I’m not going to go through all the specs - there are plenty of other sites more suited to that; but I will mention the main functions; starting with the camera.

This has been given short shrift in some quarters, because it boasts 4 Utra-pixels.  What this means, in reality, is that in low light, this camera is amazing.  In daylight it’s also very good.  Colours are vibrant, and the number of settings and modes are, like others, too numerous to mention.  Suffice it to say; I am not disappointed with this camera.  It’s not a 35mm, and zooming in does lose quality.  But, and this is the main point, for everyday, social media use, it’s ideal.
Even the video camera works well; and includes additional software for slow-mo recording.

Speakers.  HTC boast Boomsound in their promotional blurb.  There are two, front facing speakers, which quite frankly are superb.  They live up to their expectation and give great audio quality; whether for video or music.

Battery life is amazing.  In fact, I have been constantly impressed in the way I can make it through a working day, with more than 20% of the battery remaining when I return home.  I don’t use it particularly heavily, and I do listen to music on my commute, and use Twitter and Google+ quite heavily.  There is a battery saving mode; but I’m not convinced that it does anything - maybe I should persevere with it; although I currently don’t see the need.

The transition between screens is seamless; and the integration with Google services is, well, bang on…  it’s one of the main reasons I moved to Android.

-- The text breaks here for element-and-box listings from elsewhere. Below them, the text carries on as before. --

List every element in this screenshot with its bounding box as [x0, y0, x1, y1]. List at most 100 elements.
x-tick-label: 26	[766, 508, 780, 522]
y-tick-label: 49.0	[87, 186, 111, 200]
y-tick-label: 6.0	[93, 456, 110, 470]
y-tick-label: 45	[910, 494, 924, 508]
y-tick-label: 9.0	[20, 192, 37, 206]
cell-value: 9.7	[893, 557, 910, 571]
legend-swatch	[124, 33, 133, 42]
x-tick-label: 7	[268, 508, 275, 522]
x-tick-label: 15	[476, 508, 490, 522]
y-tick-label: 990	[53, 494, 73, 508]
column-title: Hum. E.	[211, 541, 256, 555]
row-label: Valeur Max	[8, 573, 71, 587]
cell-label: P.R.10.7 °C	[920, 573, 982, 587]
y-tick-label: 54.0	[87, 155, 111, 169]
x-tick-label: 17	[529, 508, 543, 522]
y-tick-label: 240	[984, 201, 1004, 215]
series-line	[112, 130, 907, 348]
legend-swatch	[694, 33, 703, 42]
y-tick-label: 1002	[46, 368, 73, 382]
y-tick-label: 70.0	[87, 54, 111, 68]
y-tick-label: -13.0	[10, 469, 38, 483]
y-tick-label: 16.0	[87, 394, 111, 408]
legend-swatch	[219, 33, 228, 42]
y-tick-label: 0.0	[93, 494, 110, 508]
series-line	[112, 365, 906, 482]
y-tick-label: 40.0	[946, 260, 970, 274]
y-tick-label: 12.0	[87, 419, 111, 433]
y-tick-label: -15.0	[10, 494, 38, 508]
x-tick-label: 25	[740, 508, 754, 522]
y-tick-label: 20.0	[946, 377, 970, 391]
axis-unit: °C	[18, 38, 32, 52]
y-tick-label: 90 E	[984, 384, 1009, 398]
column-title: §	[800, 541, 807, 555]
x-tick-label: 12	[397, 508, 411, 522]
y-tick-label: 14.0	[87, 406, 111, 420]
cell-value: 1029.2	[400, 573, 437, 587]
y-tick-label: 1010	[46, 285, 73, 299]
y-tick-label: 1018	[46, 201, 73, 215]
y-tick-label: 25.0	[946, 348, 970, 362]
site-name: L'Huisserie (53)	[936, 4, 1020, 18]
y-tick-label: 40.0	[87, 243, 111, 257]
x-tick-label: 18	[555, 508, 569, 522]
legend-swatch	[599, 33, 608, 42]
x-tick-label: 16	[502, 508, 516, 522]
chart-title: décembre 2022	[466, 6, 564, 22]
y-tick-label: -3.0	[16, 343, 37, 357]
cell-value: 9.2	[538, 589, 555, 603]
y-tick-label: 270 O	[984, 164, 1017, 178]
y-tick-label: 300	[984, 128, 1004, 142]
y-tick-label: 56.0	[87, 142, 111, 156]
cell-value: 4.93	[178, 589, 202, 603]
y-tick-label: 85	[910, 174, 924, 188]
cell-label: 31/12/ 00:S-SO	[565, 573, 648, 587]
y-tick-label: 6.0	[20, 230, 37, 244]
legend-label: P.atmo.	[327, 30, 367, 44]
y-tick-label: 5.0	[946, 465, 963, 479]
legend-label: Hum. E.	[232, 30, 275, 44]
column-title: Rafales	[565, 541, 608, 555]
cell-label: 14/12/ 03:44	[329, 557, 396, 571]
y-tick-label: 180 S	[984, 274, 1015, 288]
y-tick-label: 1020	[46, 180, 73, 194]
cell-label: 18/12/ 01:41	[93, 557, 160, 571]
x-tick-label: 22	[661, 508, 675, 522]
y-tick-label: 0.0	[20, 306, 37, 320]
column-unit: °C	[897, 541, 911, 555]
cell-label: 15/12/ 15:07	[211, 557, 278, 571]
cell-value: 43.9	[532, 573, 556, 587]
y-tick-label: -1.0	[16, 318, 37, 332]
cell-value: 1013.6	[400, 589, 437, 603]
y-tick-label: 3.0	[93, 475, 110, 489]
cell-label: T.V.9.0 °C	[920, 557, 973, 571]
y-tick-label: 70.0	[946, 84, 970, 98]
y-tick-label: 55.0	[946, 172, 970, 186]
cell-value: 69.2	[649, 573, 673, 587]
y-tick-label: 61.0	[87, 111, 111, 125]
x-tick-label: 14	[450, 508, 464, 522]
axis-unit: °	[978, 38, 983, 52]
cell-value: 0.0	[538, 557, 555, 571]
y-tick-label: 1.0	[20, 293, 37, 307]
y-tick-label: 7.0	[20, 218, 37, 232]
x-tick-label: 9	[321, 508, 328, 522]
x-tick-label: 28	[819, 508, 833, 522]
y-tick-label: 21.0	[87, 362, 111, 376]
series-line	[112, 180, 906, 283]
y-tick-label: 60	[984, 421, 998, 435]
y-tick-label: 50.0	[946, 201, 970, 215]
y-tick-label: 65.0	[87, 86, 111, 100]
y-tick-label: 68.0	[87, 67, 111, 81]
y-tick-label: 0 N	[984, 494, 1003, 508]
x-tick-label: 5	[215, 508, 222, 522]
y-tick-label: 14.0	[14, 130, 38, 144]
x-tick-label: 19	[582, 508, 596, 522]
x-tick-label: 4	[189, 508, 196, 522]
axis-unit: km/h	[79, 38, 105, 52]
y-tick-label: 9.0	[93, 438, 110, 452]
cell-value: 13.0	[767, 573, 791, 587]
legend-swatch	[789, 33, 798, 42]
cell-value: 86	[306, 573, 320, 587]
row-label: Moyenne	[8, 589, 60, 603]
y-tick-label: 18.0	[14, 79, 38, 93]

I should add that I am running Lollipop - the latest version of Android.  I’m loving the new notifications and I haven’t noticed any lag or issues running apps or using the phone.  I know there is a 5.0.1 on the way; but I’m not crying out for it.

HTC has been touted as the “underdog” in relation to smart devices; with Samsung leading the way with Android.  I have to say, this is an unfair, and inaccurate, position.  HTC, with the one M8, and their Desire range of handsets, has a strong following in the market.  Already, people are excited about the M9!

So, for this relatively short review; based purely on my experience using it as a daily driver, I am very happy that I chose this over the Samsung or Sony.  If HTC continue with the build quality, and refrain from adding bloatware, then I can see myself staying with them as I continue my Android life.